Quand la fête des pères n'était qu'un sketch loufoque (1950)

--'--
--'--
Copié dans le presse-papier !

En 1950, le génial Ferdinand Lop imagine une "fête des pères". Deux ans plus tard, elle est effectivement fixée le 3ème dimanche de juin. L'origine reste floue : mercantile ou non ?
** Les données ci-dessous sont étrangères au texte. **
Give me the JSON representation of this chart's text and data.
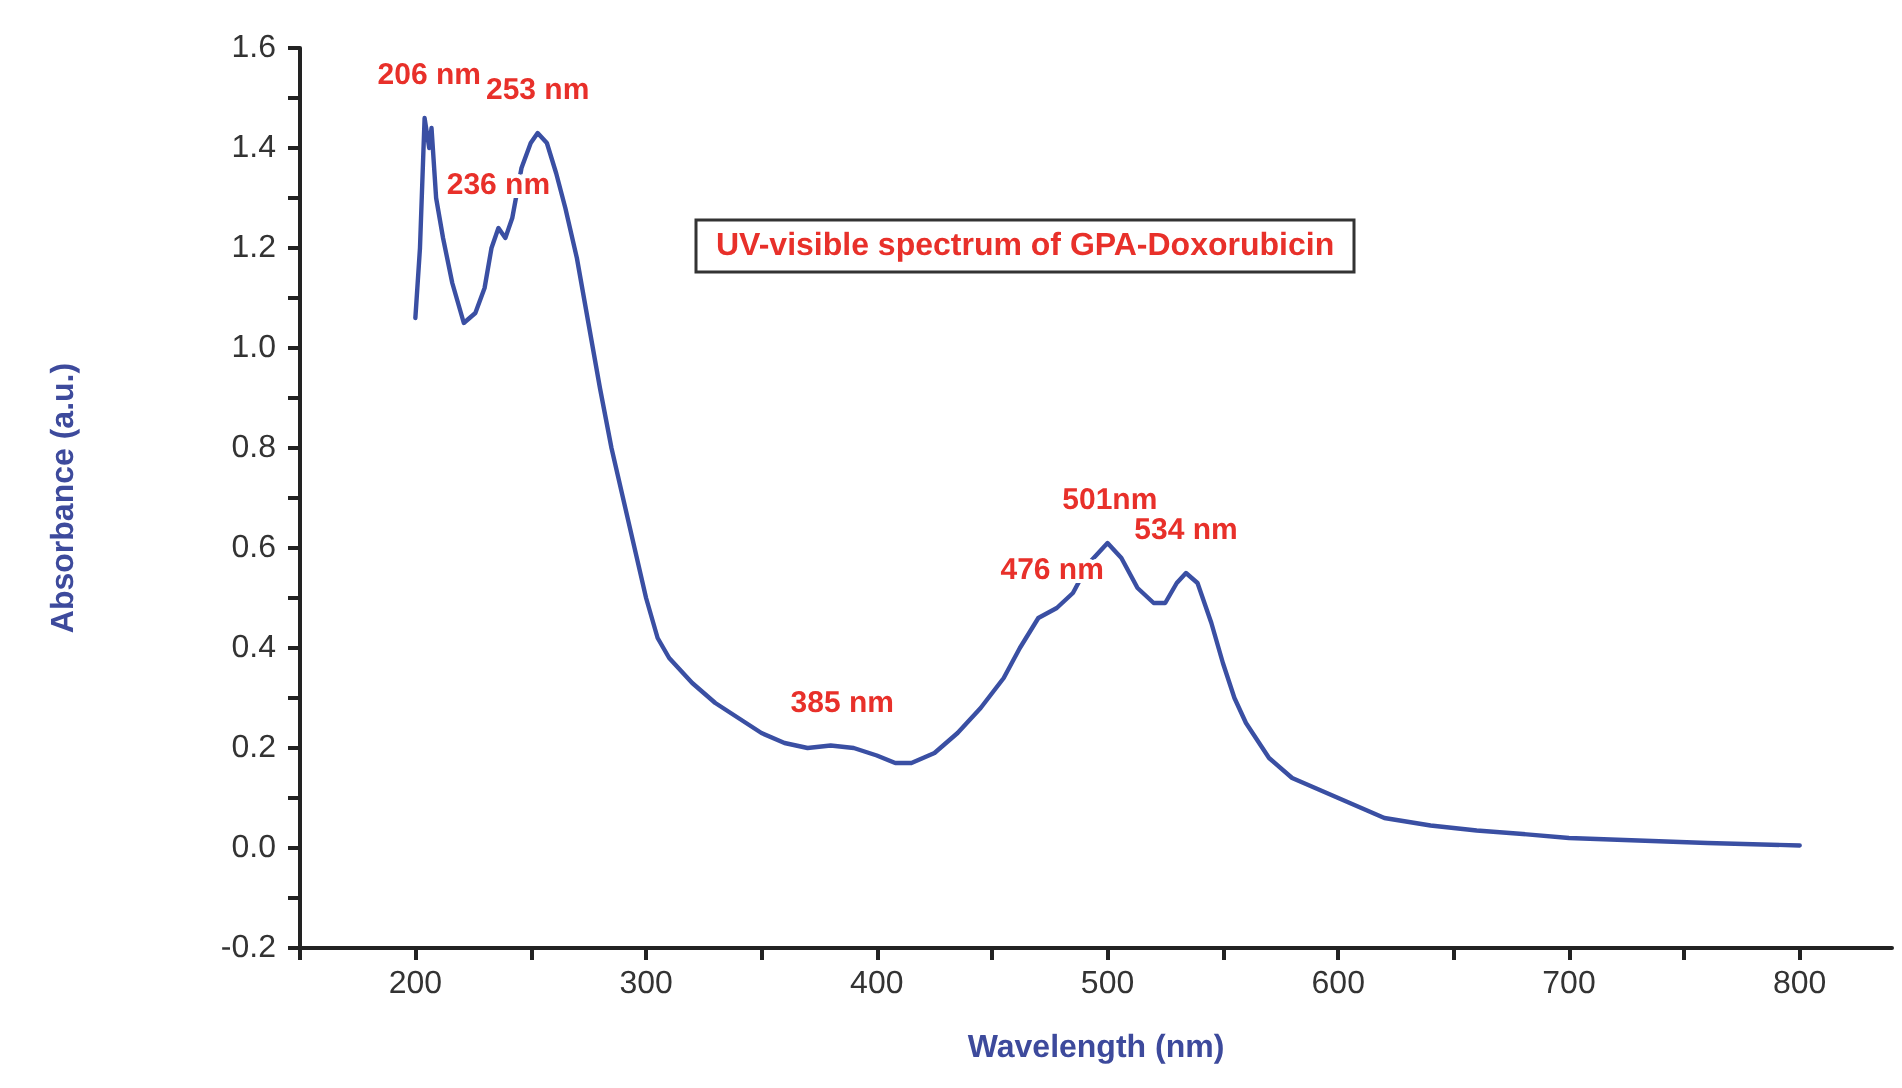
{
  "chart_data": {
    "type": "line",
    "title": "UV-visible spectrum of GPA-Doxorubicin",
    "xlabel": "Wavelength (nm)",
    "ylabel": "Absorbance (a.u.)",
    "x": [
      200,
      202,
      204,
      206,
      207,
      209,
      212,
      216,
      221,
      226,
      230,
      233,
      236,
      239,
      242,
      246,
      250,
      253,
      257,
      261,
      265,
      270,
      275,
      280,
      285,
      290,
      295,
      300,
      305,
      310,
      320,
      330,
      340,
      350,
      360,
      370,
      380,
      390,
      400,
      408,
      415,
      425,
      435,
      445,
      455,
      462,
      470,
      478,
      485,
      492,
      500,
      506,
      513,
      520,
      525,
      530,
      534,
      539,
      545,
      550,
      555,
      560,
      570,
      580,
      590,
      600,
      610,
      620,
      640,
      660,
      680,
      700,
      730,
      760,
      800
    ],
    "series": [
      {
        "color": "#3a4fa3",
        "values": [
          1.06,
          1.2,
          1.46,
          1.4,
          1.44,
          1.3,
          1.22,
          1.13,
          1.05,
          1.07,
          1.12,
          1.2,
          1.24,
          1.22,
          1.26,
          1.36,
          1.41,
          1.43,
          1.41,
          1.35,
          1.28,
          1.18,
          1.05,
          0.92,
          0.8,
          0.7,
          0.6,
          0.5,
          0.42,
          0.38,
          0.33,
          0.29,
          0.26,
          0.23,
          0.21,
          0.2,
          0.205,
          0.2,
          0.185,
          0.17,
          0.17,
          0.19,
          0.23,
          0.28,
          0.34,
          0.4,
          0.46,
          0.48,
          0.51,
          0.57,
          0.61,
          0.58,
          0.52,
          0.49,
          0.49,
          0.53,
          0.55,
          0.53,
          0.45,
          0.37,
          0.3,
          0.25,
          0.18,
          0.14,
          0.12,
          0.1,
          0.08,
          0.06,
          0.045,
          0.035,
          0.028,
          0.02,
          0.015,
          0.01,
          0.005
        ]
      }
    ],
    "xlim": [
      150,
      840
    ],
    "xticks": [
      {
        "value": 150,
        "label": null
      },
      200,
      {
        "value": 250,
        "label": null
      },
      300,
      {
        "value": 350,
        "label": null
      },
      400,
      {
        "value": 450,
        "label": null
      },
      500,
      {
        "value": 550,
        "label": null
      },
      600,
      {
        "value": 650,
        "label": null
      },
      700,
      {
        "value": 750,
        "label": null
      },
      800
    ],
    "ylim": [
      -0.2,
      1.6
    ],
    "yticks": [
      {
        "value": -0.2,
        "label": "-0.2"
      },
      {
        "value": -0.1,
        "label": null
      },
      {
        "value": 0,
        "label": "0.0"
      },
      {
        "value": 0.1,
        "label": null
      },
      0.2,
      {
        "value": 0.3,
        "label": null
      },
      0.4,
      {
        "value": 0.5,
        "label": null
      },
      0.6,
      {
        "value": 0.7,
        "label": null
      },
      0.8,
      {
        "value": 0.9,
        "label": null
      },
      {
        "value": 1,
        "label": "1.0"
      },
      {
        "value": 1.1,
        "label": null
      },
      1.2,
      {
        "value": 1.3,
        "label": null
      },
      1.4,
      {
        "value": 1.5,
        "label": null
      },
      1.6
    ],
    "annotations": [
      {
        "text": "206 nm",
        "x": 206,
        "y": 1.46
      },
      {
        "text": "236 nm",
        "x": 236,
        "y": 1.24
      },
      {
        "text": "253 nm",
        "x": 253,
        "y": 1.43
      },
      {
        "text": "385 nm",
        "x": 385,
        "y": 0.205
      },
      {
        "text": "476 nm",
        "x": 476,
        "y": 0.47
      },
      {
        "text": "501nm",
        "x": 501,
        "y": 0.61
      },
      {
        "text": "534 nm",
        "x": 534,
        "y": 0.55
      }
    ],
    "grid": false,
    "marker": "none",
    "line_style": "solid"
  }
}
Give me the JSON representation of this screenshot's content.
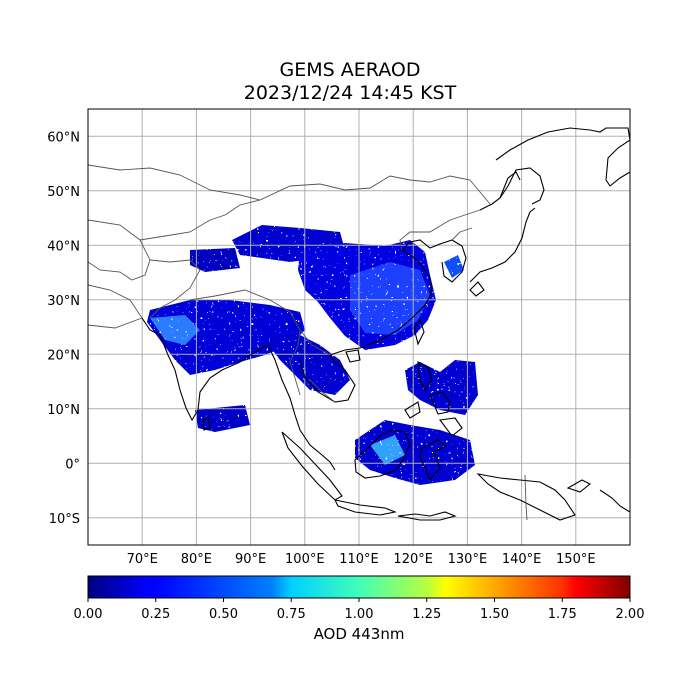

Retour  le 22 juin 1950. C’est un grand jour pour les pères…

 

En 1950, ce n’est encore qu’un sketch, sorti de l’imagination fertile de l’immense Ferdinand Lop, figure du quartier latin, celui qui voulait nationaliser les maisons closes pour que les filles aient les avantages des fonctionnaires ou encore celui qui voulait l'octroi d'une pension à la femme du soldat inconnu.

Une fête des pères c’est encore assez aberrant, mais bientôt, très bientôt même, en 1952, elle prend place dans le calendrier, le 3ème dimanche du mois de juin. L’initiative en revient à Roland Pozzo di Borgo qui répond à une critique que l’on entend très souvent. Il est l’invité de Jacques Chancel dans Radioscopie , en juin 1969.

"C'est sûrement pas de la publicité. On dit toujours que la fête des pères est une affaire commerciale, que c'est une opération de marchands de cravates. C'est une fête nationale, née de façon presque spontanée"

Mais il y a débat. Selon certaines sources, la fête des pères aurait été inventée par un fabricant de briquet à gaz, le breton Flaminaire, et plus particulièrement son patron Marcel Quercia, très fort pour trouver des débouchés, que ce soit les cadeaux d’entreprises, les cadeaux de noël ou, donc, la fête des pères. Et effectivement au début des années 1950, on trouve des publicités avec pour slogan :

"Fêtes des Pères ! Offrez-lui un Flaminaire, le briquet qui tient ses promesses !"

 Mais comme le dit fort justement Roland Pozzo di Borgo…

"On ne peut pas dire qu'on a pris la Bastille pour faire vendre des drapeaux tricolores et de la limonade le 14 juillet. Et on n'ira pas dire parce que ça serait ridicule qu'on a fait naître le Christ le 25 décembre pour vendre des jouets."